This isn’t a comfortable story; it feels unpalatable and evil. However, within it lies an essential question from God: Can I have your Isaac?
Isaac was the promised child of Abraham and Sarah, given to them in their old age, against all hope. Isaac was the future destiny for a nation to be born, and now God asks for him back.
“Some time later God tested Abraham. He said to him, “Abraham!” “Here I am,” he replied. 2 Then God said, “Take your son, your only son, whom you love—Isaac—and go to the region of Moriah. Sacrifice him there as a burnt offering on a mountain I will show you.” 3 Early the next morning Abraham got up and loaded his donkey. He took with him two of his servants and his son Isaac. When he had cut enough wood for the burnt offering, he set out for the place God had told him about. 4 On the third day Abraham looked up and saw the place in the distance. 5 He said to his servants, “Stay here with the donkey while I and the boy go over there. We will worship and then we will come back to you.” 6 Abraham took the wood for the burnt offering and placed it on his son Isaac, and he himself carried the fire and the knife. As the two of them went on together, 7 Isaac spoke up and said to his father Abraham, “Father?” “Yes, my son?” Abraham replied. “The fire and wood are here,” Isaac said, “but where is the lamb for the burnt offering?” 8 Abraham answered, “God himself will provide the lamb for the burnt offering, my son.” And the two of them went on together. 9 When they reached the place God had told him about, Abraham built an altar there and arranged the wood on it. He bound his son Isaac and laid him on the altar, on top of the wood. 10 Then he reached out his hand and took the knife to slay his son.” (Genesis 22 v 1-10)
Have you noticed, as you have read these verses, that there is little conversation from Abraham? He didn’t negotiate with God. He didn’t resist. We don’t know whether he spent the night wrestling with his thoughts. Early the next morning, he just got up and moved ahead with God’s plan. Then there are three days of walking towards Mount Moriah. Three days of talking with his son, presumably. Three days of looking at him. Three days of wondering what would happen.
Isaac thinks he knows what will happen. His father will build an altar and place a lamb on it as an act of worship to God. But where is the lamb? His father’s answer is either confidence or hope. “God will provide the lamb.”
God did (for we know the story), and God will, thousands of years later, in the sending of His Son (again, we see the story).
We have seen Abraham build his first altar at Shechem when he arrived in Canaan; then at Bethel and Ai at Hebron; and at the Mamre tree in Hebron. But this time the stones must have seemed heavier, for this is his Isaac.
This altar is as much a part of Abraham’s worship as the previous three. But more than this. If the altar is a place of worship, it is also a place of death. It is here that we know that everything we have is God’s. He is worthy of our everything.
The location of this altar of death is where King David purchased the ground to build an altar after a plague (2 Chronicles 3 v 1), and where his son, Solomon, would make what is now known as the Temple Mount, the centre of Israelite worship, and where generations have brought sacrifices. Though not the exact location, it is also the religious place that calls out to Golgotha, in the same region, the place where God the Father would see His Son sacrificed.

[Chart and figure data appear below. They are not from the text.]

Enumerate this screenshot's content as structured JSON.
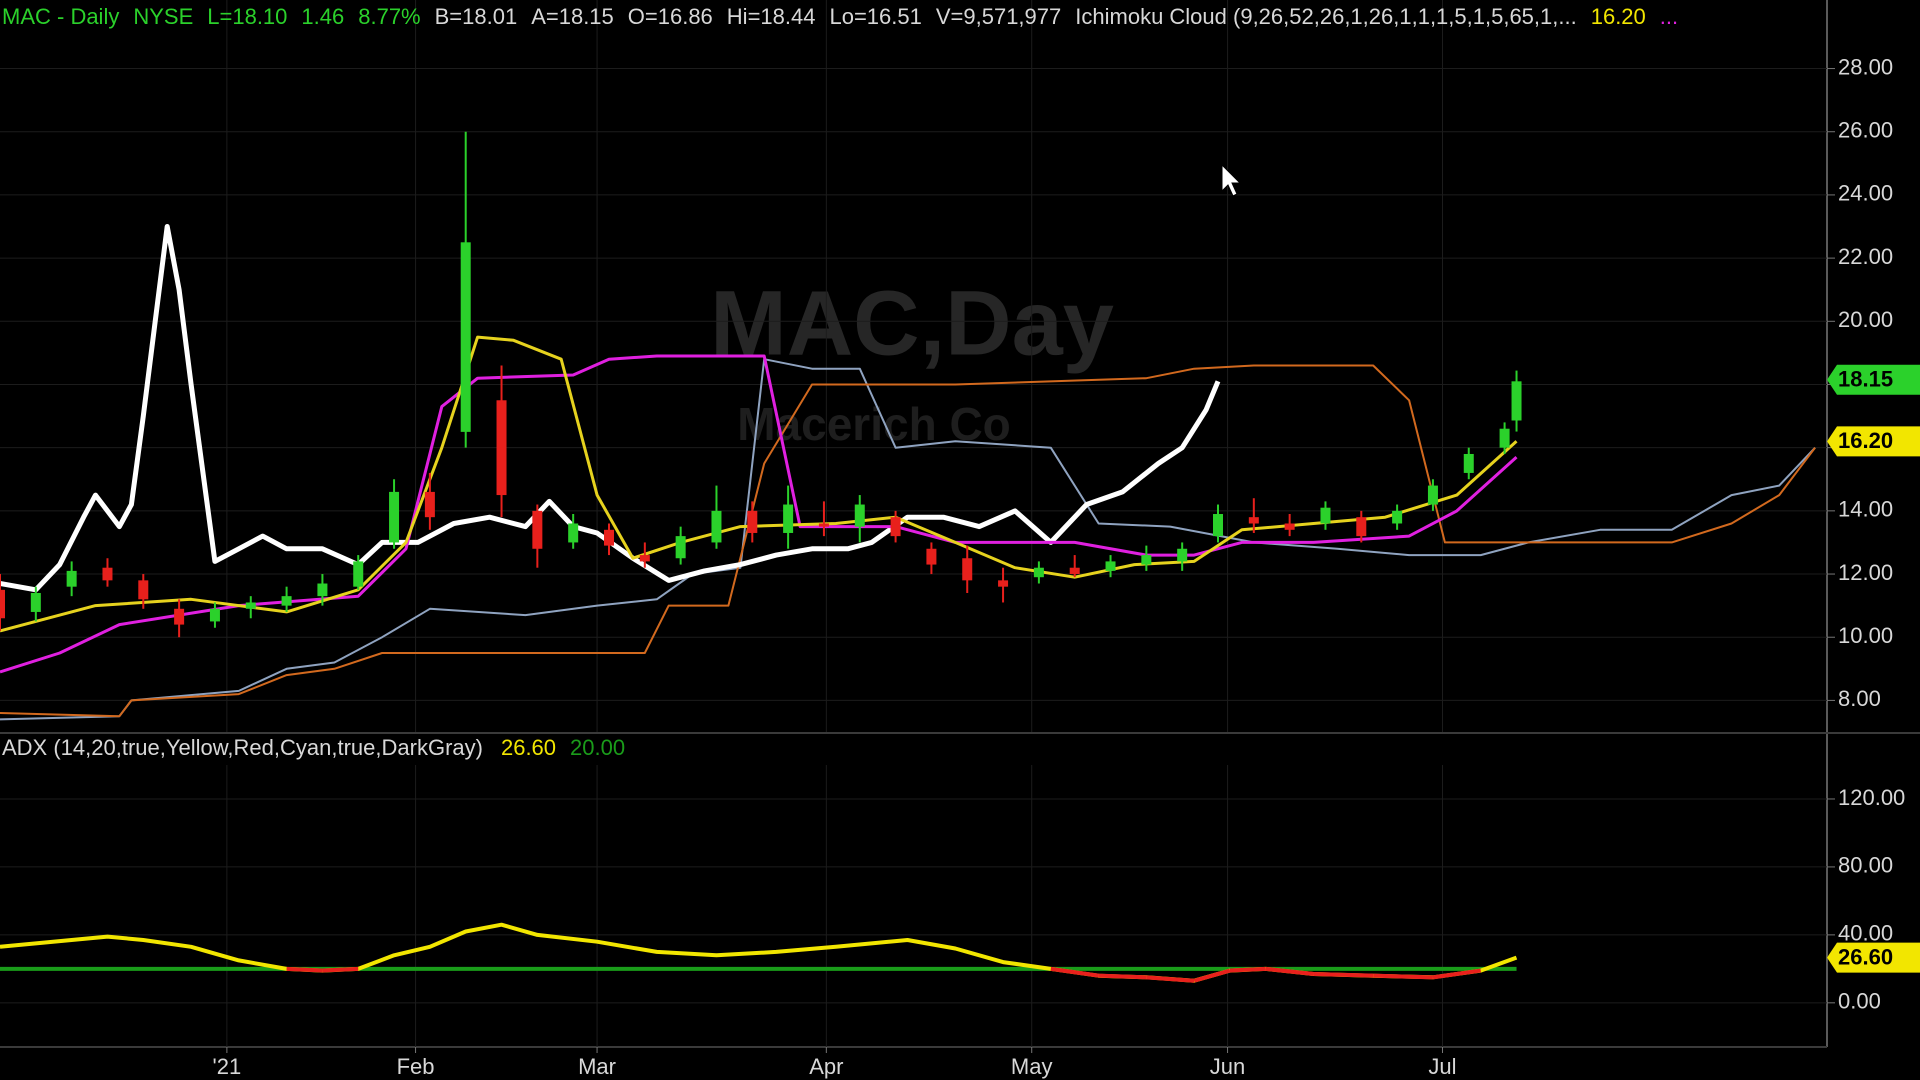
{
  "chart_data": [
    {
      "type": "candlestick",
      "header": [
        {
          "text": "MAC - Daily",
          "color": "#2bd12b"
        },
        {
          "text": "NYSE",
          "color": "#2bd12b"
        },
        {
          "text": "L=18.10",
          "color": "#2bd12b"
        },
        {
          "text": "1.46",
          "color": "#2bd12b"
        },
        {
          "text": "8.77%",
          "color": "#2bd12b"
        },
        {
          "text": "B=18.01",
          "color": "#d8d8d8"
        },
        {
          "text": "A=18.15",
          "color": "#d8d8d8"
        },
        {
          "text": "O=16.86",
          "color": "#d8d8d8"
        },
        {
          "text": "Hi=18.44",
          "color": "#d8d8d8"
        },
        {
          "text": "Lo=16.51",
          "color": "#d8d8d8"
        },
        {
          "text": "V=9,571,977",
          "color": "#d8d8d8"
        },
        {
          "text": "Ichimoku Cloud (9,26,52,26,1,26,1,1,1,5,1,5,65,1,...",
          "color": "#d8d8d8"
        },
        {
          "text": "16.20",
          "color": "#f2e600"
        },
        {
          "text": "...",
          "color": "#e020e0"
        }
      ],
      "watermark": "MAC,Day",
      "watermark_subtitle": "Macerich Co",
      "xlim": [
        0,
        153
      ],
      "ylim": [
        7,
        30.17
      ],
      "yticks": [
        {
          "value": 8,
          "label": "8.00"
        },
        {
          "value": 10,
          "label": "10.00"
        },
        {
          "value": 12,
          "label": "12.00"
        },
        {
          "value": 14,
          "label": "14.00"
        },
        {
          "value": 16,
          "label": "16.00"
        },
        {
          "value": 18,
          "label": "18.00"
        },
        {
          "value": 20,
          "label": "20.00"
        },
        {
          "value": 22,
          "label": "22.00"
        },
        {
          "value": 24,
          "label": "24.00"
        },
        {
          "value": 26,
          "label": "26.00"
        },
        {
          "value": 28,
          "label": "28.00"
        }
      ],
      "grid": true,
      "candles": {
        "up_color": "#2bd12b",
        "down_color": "#e8201c",
        "x": [
          0,
          3,
          6,
          9,
          12,
          15,
          18,
          21,
          24,
          27,
          30,
          33,
          36,
          39,
          42,
          45,
          48,
          51,
          54,
          57,
          60,
          63,
          66,
          69,
          72,
          75,
          78,
          81,
          84,
          87,
          90,
          93,
          96,
          99,
          102,
          105,
          108,
          111,
          114,
          117,
          120,
          123,
          126,
          127
        ],
        "open": [
          11.5,
          10.8,
          11.6,
          12.2,
          11.8,
          10.9,
          10.5,
          10.9,
          11.0,
          11.3,
          11.6,
          13.0,
          14.6,
          16.5,
          17.5,
          14.0,
          13.0,
          13.4,
          12.6,
          12.5,
          13.0,
          14.0,
          13.3,
          13.6,
          13.5,
          13.8,
          12.8,
          12.5,
          11.8,
          11.9,
          12.2,
          12.1,
          12.3,
          12.4,
          13.2,
          13.8,
          13.6,
          13.6,
          13.8,
          13.6,
          14.2,
          15.2,
          16.0,
          16.86
        ],
        "high": [
          12.0,
          11.6,
          12.4,
          12.5,
          12.0,
          11.2,
          11.1,
          11.3,
          11.6,
          12.0,
          12.6,
          15.0,
          15.2,
          26.0,
          18.6,
          14.2,
          13.9,
          13.6,
          13.0,
          13.5,
          14.8,
          14.3,
          14.8,
          14.3,
          14.5,
          14.0,
          13.0,
          12.9,
          12.2,
          12.4,
          12.6,
          12.6,
          12.9,
          13.0,
          14.2,
          14.4,
          13.9,
          14.3,
          14.0,
          14.2,
          15.0,
          16.0,
          16.8,
          18.44
        ],
        "low": [
          10.2,
          10.5,
          11.3,
          11.6,
          10.9,
          10.0,
          10.3,
          10.6,
          10.8,
          11.0,
          11.5,
          12.8,
          13.4,
          16.0,
          13.8,
          12.2,
          12.8,
          12.6,
          12.2,
          12.3,
          12.8,
          13.0,
          12.8,
          13.2,
          13.0,
          13.0,
          12.0,
          11.4,
          11.1,
          11.7,
          11.9,
          11.9,
          12.1,
          12.1,
          13.0,
          13.3,
          13.2,
          13.4,
          13.0,
          13.4,
          14.0,
          15.0,
          15.8,
          16.51
        ],
        "close": [
          10.6,
          11.4,
          12.1,
          11.8,
          11.2,
          10.4,
          10.9,
          11.1,
          11.3,
          11.7,
          12.4,
          14.6,
          13.8,
          22.5,
          14.5,
          12.8,
          13.6,
          12.9,
          12.4,
          13.2,
          14.0,
          13.3,
          14.2,
          13.5,
          14.2,
          13.2,
          12.3,
          11.8,
          11.6,
          12.2,
          12.0,
          12.4,
          12.6,
          12.8,
          13.9,
          13.6,
          13.4,
          14.1,
          13.2,
          14.0,
          14.8,
          15.8,
          16.6,
          18.1
        ]
      },
      "series": [
        {
          "color": "#8fa3c0",
          "width": 2,
          "x": [
            0,
            10,
            11,
            20,
            24,
            28,
            32,
            36,
            44,
            50,
            55,
            58,
            62,
            64,
            68,
            72,
            75,
            80,
            88,
            92,
            98,
            105,
            112,
            118,
            124,
            128,
            134,
            140,
            145,
            149,
            152
          ],
          "values": [
            7.4,
            7.5,
            8.0,
            8.3,
            9.0,
            9.2,
            10.0,
            10.9,
            10.7,
            11.0,
            11.2,
            12.0,
            12.2,
            18.8,
            18.5,
            18.5,
            16.0,
            16.2,
            16.0,
            13.6,
            13.5,
            13.0,
            12.8,
            12.6,
            12.6,
            13.0,
            13.4,
            13.4,
            14.5,
            14.8,
            16.0
          ]
        },
        {
          "color": "#d2691e",
          "width": 2,
          "x": [
            0,
            10,
            11,
            20,
            24,
            28,
            32,
            40,
            54,
            56,
            58,
            61,
            64,
            68,
            80,
            96,
            100,
            105,
            115,
            118,
            121,
            125,
            130,
            140,
            145,
            149,
            152
          ],
          "values": [
            7.6,
            7.5,
            8.0,
            8.2,
            8.8,
            9.0,
            9.5,
            9.5,
            9.5,
            11.0,
            11.0,
            11.0,
            15.5,
            18.0,
            18.0,
            18.2,
            18.5,
            18.6,
            18.6,
            17.5,
            13.0,
            13.0,
            13.0,
            13.0,
            13.6,
            14.5,
            16.0
          ]
        },
        {
          "color": "#ffffff",
          "width": 5,
          "x": [
            0,
            3,
            5,
            7,
            8,
            10,
            11,
            12,
            13,
            14,
            15,
            16,
            18,
            20,
            22,
            24,
            27,
            30,
            32,
            35,
            38,
            41,
            44,
            46,
            48,
            50,
            53,
            56,
            59,
            62,
            65,
            68,
            71,
            73,
            76,
            79,
            82,
            85,
            88,
            91,
            94,
            97,
            99,
            101,
            102
          ],
          "values": [
            11.7,
            11.5,
            12.3,
            13.8,
            14.5,
            13.5,
            14.2,
            17,
            20,
            23,
            21,
            18,
            12.4,
            12.8,
            13.2,
            12.8,
            12.8,
            12.3,
            13.0,
            13.0,
            13.6,
            13.8,
            13.5,
            14.3,
            13.5,
            13.3,
            12.5,
            11.8,
            12.1,
            12.3,
            12.6,
            12.8,
            12.8,
            13.0,
            13.8,
            13.8,
            13.5,
            14.0,
            13.0,
            14.2,
            14.6,
            15.5,
            16.0,
            17.2,
            18.1
          ]
        },
        {
          "color": "#e020e0",
          "width": 3,
          "x": [
            0,
            5,
            10,
            20,
            30,
            34,
            37,
            40,
            48,
            51,
            55,
            64,
            67,
            75,
            80,
            90,
            96,
            100,
            104,
            110,
            118,
            122,
            127
          ],
          "values": [
            8.9,
            9.5,
            10.4,
            11.0,
            11.3,
            12.8,
            17.3,
            18.2,
            18.3,
            18.8,
            18.9,
            18.9,
            13.5,
            13.5,
            13.0,
            13.0,
            12.6,
            12.6,
            13.0,
            13.0,
            13.2,
            14.0,
            15.7
          ]
        },
        {
          "color": "#e6d21e",
          "width": 3,
          "x": [
            0,
            8,
            16,
            24,
            30,
            34,
            37,
            40,
            43,
            47,
            50,
            53,
            57,
            62,
            70,
            75,
            80,
            85,
            90,
            95,
            100,
            104,
            110,
            116,
            122,
            127
          ],
          "values": [
            10.2,
            11.0,
            11.2,
            10.8,
            11.5,
            13,
            16,
            19.5,
            19.4,
            18.8,
            14.5,
            12.5,
            13.0,
            13.5,
            13.6,
            13.8,
            13.0,
            12.2,
            11.9,
            12.3,
            12.4,
            13.4,
            13.6,
            13.8,
            14.5,
            16.2
          ]
        }
      ],
      "markers": [
        {
          "value": 18.15,
          "label": "18.15",
          "color": "#2bd12b"
        },
        {
          "value": 16.2,
          "label": "16.20",
          "color": "#f2e600"
        }
      ]
    },
    {
      "type": "line",
      "title": "ADX (14,20,true,Yellow,Red,Cyan,true,DarkGray)",
      "header": [
        {
          "text": "26.60",
          "color": "#f2e600"
        },
        {
          "text": "20.00",
          "color": "#1a9c1a"
        }
      ],
      "xlim": [
        0,
        153
      ],
      "ylim": [
        -26,
        140
      ],
      "xticks": [
        {
          "value": 19,
          "label": "'21"
        },
        {
          "value": 34.8,
          "label": "Feb"
        },
        {
          "value": 50,
          "label": "Mar"
        },
        {
          "value": 69.2,
          "label": "Apr"
        },
        {
          "value": 86.4,
          "label": "May"
        },
        {
          "value": 102.8,
          "label": "Jun"
        },
        {
          "value": 120.8,
          "label": "Jul"
        }
      ],
      "yticks": [
        {
          "value": 0,
          "label": "0.00"
        },
        {
          "value": 40,
          "label": "40.00"
        },
        {
          "value": 80,
          "label": "80.00"
        },
        {
          "value": 120,
          "label": "120.00"
        }
      ],
      "grid": true,
      "threshold": 20,
      "threshold_color": "#1a9c1a",
      "series": [
        {
          "color": "#f2e600",
          "below_color": "#e8201c",
          "x": [
            0,
            6,
            9,
            12,
            16,
            20,
            24,
            27,
            30,
            33,
            36,
            39,
            42,
            45,
            50,
            55,
            60,
            65,
            70,
            76,
            80,
            84,
            88,
            92,
            96,
            100,
            103,
            106,
            110,
            115,
            120,
            124,
            127
          ],
          "values": [
            33,
            37,
            39,
            37,
            33,
            25,
            20,
            19,
            20,
            28,
            33,
            42,
            46,
            40,
            36,
            30,
            28,
            30,
            33,
            37,
            32,
            24,
            20,
            16,
            15,
            13,
            19,
            20,
            17,
            16,
            15,
            19,
            26.6
          ]
        }
      ],
      "markers": [
        {
          "value": 26.6,
          "label": "26.60",
          "color": "#f2e600"
        }
      ]
    }
  ]
}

As with his father, Isaac has little conversation. He is roped down onto the altar, and he doesn’t say a word. Where is the lamb? Perhaps they are thinking the same thing at the same time. They both laid their agendas down. They both approach death. Of course, they are approaching their obedience, and their trust in God is being severely tested.
Whatever Isaac is for you, what do you do when God asks for it?
The knife is raised, and that’s where we stop reading.
We know what comes next, but father and son didn’t have that guarantee; they had faith.
The altar on Moriah stands as a testimony that God meets us in our impossible moments, that obedience paves the way for revelation, and that the willingness to lose everything often leads to discovering God’s provision.